Als de grootte van de verwachte relatie onder deze drempelwaarde valt, maar nog steeds niet wordt uitgezonden:
- Controleer het verbindingstype. Broadcast wordt niet ondersteund voor bepaalde jointypen, bijvoorbeeld de linkerrelatie van een
LEFT OUTER JOIN
kan niet worden uitgezonden. - Het kan ook zijn dat de relatie veel lege partities bevat. In dat geval kan het merendeel van de taken snel worden voltooid met sort merge join of kan deze worden geoptimaliseerd met de verwerking van scheve joins. AQE vermijdt het omzetten van sort merge joins naar broadcast-hash-joins als het percentage niet-lege partities lager is dan
spark.sql.adaptive.nonEmptyPartitionRatioForBroadcastJoin
.
Kan ik nog steeds een hint voor een broadcast-joinstrategie gebruiken als AQE is ingeschakeld?

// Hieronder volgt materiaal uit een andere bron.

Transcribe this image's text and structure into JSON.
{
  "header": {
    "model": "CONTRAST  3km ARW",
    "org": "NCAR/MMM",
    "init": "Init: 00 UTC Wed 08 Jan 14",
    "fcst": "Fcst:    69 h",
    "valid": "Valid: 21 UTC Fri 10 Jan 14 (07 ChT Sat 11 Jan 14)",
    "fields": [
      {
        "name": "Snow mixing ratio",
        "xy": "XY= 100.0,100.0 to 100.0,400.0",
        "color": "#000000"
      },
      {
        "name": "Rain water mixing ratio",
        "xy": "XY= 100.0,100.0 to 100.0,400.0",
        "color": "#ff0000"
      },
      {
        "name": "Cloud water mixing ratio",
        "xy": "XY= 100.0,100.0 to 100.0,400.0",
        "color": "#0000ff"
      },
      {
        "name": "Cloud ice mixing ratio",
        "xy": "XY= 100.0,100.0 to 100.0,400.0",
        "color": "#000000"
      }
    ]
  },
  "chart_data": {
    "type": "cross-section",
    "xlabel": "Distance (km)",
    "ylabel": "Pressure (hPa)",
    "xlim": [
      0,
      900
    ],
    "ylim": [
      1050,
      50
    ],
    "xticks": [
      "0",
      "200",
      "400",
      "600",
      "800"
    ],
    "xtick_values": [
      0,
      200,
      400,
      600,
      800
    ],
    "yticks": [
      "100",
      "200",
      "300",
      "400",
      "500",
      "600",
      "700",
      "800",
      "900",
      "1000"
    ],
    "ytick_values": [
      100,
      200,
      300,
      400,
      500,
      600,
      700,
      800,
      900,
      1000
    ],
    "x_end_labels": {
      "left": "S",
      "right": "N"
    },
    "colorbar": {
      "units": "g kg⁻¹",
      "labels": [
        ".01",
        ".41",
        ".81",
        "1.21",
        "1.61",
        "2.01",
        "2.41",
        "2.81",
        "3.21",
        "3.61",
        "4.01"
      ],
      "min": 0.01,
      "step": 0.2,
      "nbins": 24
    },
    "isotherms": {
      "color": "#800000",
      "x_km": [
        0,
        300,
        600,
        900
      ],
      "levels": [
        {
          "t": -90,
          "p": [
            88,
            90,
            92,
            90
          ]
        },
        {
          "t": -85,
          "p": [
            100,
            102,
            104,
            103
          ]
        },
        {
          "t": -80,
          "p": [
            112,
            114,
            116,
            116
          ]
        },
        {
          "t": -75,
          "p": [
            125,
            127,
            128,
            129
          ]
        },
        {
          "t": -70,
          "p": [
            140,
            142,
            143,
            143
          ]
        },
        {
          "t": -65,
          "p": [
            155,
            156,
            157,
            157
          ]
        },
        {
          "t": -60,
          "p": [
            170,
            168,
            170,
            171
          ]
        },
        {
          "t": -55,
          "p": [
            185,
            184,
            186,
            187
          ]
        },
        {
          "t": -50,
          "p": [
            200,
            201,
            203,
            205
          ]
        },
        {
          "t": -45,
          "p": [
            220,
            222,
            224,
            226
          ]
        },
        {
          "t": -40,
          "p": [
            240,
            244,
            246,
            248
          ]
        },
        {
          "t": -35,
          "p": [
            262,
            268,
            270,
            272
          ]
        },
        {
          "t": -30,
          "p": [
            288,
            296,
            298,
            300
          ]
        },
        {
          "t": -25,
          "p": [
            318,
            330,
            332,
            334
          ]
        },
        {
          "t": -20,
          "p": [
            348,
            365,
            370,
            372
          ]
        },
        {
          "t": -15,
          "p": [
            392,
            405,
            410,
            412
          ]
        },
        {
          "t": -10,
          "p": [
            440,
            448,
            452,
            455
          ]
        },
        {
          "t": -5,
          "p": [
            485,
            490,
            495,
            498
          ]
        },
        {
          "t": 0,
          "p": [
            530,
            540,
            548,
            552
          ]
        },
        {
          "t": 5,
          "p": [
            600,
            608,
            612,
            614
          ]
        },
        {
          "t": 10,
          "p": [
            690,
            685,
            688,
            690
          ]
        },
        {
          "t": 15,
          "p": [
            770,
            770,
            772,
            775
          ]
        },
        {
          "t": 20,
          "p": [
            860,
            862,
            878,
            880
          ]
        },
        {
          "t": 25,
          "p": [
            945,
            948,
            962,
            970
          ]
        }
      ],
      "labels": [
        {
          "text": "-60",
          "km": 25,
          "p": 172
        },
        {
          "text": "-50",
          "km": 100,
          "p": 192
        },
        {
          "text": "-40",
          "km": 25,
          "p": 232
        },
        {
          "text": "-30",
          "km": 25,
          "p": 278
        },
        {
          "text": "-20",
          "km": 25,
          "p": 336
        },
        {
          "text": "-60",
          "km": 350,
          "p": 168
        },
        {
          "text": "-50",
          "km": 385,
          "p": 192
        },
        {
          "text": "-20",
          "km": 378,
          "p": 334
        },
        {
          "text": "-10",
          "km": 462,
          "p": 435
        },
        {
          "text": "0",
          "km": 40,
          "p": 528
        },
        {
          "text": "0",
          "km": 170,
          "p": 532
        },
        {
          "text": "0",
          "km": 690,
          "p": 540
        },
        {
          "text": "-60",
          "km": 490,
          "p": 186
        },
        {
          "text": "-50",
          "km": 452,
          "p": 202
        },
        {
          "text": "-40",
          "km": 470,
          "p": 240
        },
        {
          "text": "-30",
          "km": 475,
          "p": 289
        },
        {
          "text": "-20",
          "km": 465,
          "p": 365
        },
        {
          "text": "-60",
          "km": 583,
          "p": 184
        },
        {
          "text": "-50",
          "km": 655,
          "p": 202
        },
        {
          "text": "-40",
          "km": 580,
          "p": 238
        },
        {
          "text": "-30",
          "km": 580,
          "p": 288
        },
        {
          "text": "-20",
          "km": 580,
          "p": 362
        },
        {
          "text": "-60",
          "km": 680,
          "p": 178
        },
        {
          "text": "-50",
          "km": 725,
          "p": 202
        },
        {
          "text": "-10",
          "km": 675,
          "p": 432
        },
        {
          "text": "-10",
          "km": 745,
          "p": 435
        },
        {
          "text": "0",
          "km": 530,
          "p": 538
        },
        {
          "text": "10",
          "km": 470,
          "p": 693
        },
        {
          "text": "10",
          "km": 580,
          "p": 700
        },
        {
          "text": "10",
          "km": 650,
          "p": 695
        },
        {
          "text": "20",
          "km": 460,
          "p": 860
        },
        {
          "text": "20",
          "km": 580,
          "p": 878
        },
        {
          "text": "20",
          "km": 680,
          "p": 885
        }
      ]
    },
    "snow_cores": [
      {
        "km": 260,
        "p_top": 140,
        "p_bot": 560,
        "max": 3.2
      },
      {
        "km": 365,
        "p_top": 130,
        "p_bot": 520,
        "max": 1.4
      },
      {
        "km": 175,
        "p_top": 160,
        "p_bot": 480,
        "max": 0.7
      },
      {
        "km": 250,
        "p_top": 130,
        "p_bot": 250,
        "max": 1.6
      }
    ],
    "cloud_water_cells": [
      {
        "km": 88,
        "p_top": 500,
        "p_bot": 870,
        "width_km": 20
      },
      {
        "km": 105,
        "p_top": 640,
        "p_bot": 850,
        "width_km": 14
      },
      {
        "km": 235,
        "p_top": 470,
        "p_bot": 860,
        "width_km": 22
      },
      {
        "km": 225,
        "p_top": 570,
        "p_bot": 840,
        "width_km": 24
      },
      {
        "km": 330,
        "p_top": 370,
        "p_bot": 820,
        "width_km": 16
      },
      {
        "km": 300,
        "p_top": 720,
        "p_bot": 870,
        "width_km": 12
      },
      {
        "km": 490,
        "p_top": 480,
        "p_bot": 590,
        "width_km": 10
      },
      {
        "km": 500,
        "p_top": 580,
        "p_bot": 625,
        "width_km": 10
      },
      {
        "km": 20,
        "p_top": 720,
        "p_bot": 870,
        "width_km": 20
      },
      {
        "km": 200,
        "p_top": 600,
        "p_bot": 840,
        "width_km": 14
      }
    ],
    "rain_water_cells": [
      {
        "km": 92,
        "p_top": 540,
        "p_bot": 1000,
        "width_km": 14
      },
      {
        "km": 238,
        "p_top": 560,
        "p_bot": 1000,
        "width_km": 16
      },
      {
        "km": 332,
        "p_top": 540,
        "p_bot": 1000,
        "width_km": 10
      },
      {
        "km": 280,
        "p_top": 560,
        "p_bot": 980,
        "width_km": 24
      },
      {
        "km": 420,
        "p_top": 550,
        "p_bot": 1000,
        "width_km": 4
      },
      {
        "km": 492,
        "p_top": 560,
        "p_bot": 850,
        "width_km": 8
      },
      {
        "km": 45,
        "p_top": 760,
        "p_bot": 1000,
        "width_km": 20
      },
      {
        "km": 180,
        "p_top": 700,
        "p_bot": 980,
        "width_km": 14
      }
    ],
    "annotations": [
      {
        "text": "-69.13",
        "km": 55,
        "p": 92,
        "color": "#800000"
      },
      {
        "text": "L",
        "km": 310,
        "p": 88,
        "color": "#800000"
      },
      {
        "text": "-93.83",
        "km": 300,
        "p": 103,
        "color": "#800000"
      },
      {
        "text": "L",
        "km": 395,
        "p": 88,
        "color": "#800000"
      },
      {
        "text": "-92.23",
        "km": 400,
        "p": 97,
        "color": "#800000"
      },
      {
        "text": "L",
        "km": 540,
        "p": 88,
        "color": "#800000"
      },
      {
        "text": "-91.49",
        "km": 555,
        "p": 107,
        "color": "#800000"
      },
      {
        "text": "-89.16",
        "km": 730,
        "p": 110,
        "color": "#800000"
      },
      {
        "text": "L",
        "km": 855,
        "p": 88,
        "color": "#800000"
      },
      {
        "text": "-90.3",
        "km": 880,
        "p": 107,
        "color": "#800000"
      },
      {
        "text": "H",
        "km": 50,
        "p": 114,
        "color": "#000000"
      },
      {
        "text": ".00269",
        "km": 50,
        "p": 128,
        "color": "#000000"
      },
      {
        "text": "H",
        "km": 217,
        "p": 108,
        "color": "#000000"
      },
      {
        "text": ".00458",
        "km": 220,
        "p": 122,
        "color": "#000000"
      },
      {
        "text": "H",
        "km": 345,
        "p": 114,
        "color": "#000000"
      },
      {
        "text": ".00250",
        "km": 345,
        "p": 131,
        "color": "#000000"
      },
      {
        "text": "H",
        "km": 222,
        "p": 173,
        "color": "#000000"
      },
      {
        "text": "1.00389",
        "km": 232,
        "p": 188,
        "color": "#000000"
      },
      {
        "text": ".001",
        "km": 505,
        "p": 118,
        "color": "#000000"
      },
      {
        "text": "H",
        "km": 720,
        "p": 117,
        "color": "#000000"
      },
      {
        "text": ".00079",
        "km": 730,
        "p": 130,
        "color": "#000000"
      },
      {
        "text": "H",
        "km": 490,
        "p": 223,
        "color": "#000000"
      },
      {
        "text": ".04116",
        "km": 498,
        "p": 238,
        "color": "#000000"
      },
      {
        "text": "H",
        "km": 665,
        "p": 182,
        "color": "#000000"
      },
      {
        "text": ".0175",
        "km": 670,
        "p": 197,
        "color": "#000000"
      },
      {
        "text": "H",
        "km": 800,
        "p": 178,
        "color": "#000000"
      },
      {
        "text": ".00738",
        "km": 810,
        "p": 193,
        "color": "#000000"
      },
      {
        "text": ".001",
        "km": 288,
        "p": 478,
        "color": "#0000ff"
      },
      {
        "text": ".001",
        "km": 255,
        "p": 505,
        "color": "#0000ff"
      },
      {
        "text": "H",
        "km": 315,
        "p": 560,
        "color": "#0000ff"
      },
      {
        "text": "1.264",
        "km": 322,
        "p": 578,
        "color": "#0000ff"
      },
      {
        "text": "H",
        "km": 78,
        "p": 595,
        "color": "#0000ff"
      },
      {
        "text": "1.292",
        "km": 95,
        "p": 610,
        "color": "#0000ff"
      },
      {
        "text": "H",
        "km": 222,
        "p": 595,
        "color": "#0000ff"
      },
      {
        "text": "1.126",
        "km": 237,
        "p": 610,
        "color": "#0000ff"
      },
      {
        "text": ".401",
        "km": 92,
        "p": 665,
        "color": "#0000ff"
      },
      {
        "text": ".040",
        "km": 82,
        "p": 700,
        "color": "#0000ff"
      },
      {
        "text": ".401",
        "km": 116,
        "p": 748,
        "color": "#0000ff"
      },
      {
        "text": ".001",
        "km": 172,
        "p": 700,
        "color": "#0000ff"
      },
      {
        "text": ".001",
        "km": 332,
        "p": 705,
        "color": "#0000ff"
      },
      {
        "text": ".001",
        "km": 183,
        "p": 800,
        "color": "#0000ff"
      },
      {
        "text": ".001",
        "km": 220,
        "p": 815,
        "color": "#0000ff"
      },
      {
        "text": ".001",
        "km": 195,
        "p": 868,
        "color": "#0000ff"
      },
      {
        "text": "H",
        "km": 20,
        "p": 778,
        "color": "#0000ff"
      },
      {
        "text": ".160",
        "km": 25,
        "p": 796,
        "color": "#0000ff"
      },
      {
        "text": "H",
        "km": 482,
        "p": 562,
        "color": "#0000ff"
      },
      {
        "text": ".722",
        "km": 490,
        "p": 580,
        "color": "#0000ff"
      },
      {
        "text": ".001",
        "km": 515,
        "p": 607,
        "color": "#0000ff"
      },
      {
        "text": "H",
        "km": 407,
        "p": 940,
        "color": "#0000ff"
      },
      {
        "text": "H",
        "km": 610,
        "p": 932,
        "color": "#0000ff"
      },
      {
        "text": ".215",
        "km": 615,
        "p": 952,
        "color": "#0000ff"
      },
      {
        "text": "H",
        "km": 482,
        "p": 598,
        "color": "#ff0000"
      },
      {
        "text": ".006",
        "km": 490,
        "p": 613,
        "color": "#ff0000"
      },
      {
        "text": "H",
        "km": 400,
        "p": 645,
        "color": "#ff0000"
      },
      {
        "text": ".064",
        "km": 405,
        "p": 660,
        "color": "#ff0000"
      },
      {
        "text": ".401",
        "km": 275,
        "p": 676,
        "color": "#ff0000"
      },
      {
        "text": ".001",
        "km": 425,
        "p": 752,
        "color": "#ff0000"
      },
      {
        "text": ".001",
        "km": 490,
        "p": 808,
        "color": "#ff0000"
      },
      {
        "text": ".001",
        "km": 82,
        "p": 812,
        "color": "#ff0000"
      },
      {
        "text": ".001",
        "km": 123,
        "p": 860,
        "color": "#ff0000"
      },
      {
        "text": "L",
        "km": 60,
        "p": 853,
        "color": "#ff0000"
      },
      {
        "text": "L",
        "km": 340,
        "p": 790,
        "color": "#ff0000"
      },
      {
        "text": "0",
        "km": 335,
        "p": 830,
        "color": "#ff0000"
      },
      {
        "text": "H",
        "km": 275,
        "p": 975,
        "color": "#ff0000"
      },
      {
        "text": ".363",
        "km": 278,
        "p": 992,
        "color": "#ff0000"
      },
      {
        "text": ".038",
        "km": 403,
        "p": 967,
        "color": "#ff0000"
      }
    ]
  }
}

Ja. Een statisch geplande broadcast-join is meestal beter presterend dan een door AQE dynamisch geplande join, omdat AQE mogelijk pas overschakelt naar broadcast-join nadat voor beide zijden van de join een shuffle is uitgevoerd, tegen die tijd de werkelijke grootte van de relaties bekend zijn. Het gebruik van een broadcast-hint kan dus nog steeds een goede keuze zijn als u uw query goed kent. AQE respecteert queryhints op dezelfde manier als statische optimalisatie, maar kan dynamische optimalisaties toepassen die niet worden beïnvloed door de hints.
Wat is het verschil tussen skew join-hint en AQE scheve join- optimalisatie? Welke moet ik gebruiken?
Het wordt aanbevolen om te vertrouwen op AQE scheefheidsdeelnameverwerking in plaats van de scheefheidshint te gebruiken, omdat AQE-scheefheidsdeelname volledig automatisch is en in het algemeen beter presteert dan de hint-tegenhanger.
Waarom heeft AQE niet automatisch mijn join-volgorde aangepast?
Dynamische joins opnieuw ordenen maakt geen deel uit van AQE.
Waarom heeft AQE mijn gegevens scheeftrekken niet gedetecteerd?
Er zijn twee groottevoorwaarden waaraan moet worden voldaan voor AQE om een partitie te detecteren als een scheve partitie:
- De partitiegrootte is groter dan de
spark.sql.adaptive.skewJoin.skewedPartitionThresholdInBytes
(standaard 256 MB) - De partitiegrootte is groter dan de mediaangrootte van alle partities en de scheve partitiefactor
spark.sql.adaptive.skewJoin.skewedPartitionFactor
(standaard 5)
Bovendien is de ondersteuning voor de optimalisatie van scheeftrekking beperkt voor bepaalde jointypen, bijvoorbeeld in LEFT OUTER JOIN
kan alleen scheeftrekking aan de linkerkant worden geoptimaliseerd.
Nalatenschap
De term Adaptieve uitvoering bestaat sinds Spark 1.6, maar de nieuwe AQE in Spark 3.0 is fundamenteel anders. Wat functionaliteit betreft, voert Spark 1.6 alleen de 'dynamisch samenvoegen van partities' uit. Wat de technische architectuur betreft, is de nieuwe AQE een framework van dynamische planning en herplanning van query's op basis van runtimestatistieken, die ondersteuning biedt voor diverse optimalisaties, zoals de optimalisaties die we in dit artikel hebben beschreven en kunnen worden uitgebreid om meer mogelijke optimalisaties mogelijk te maken.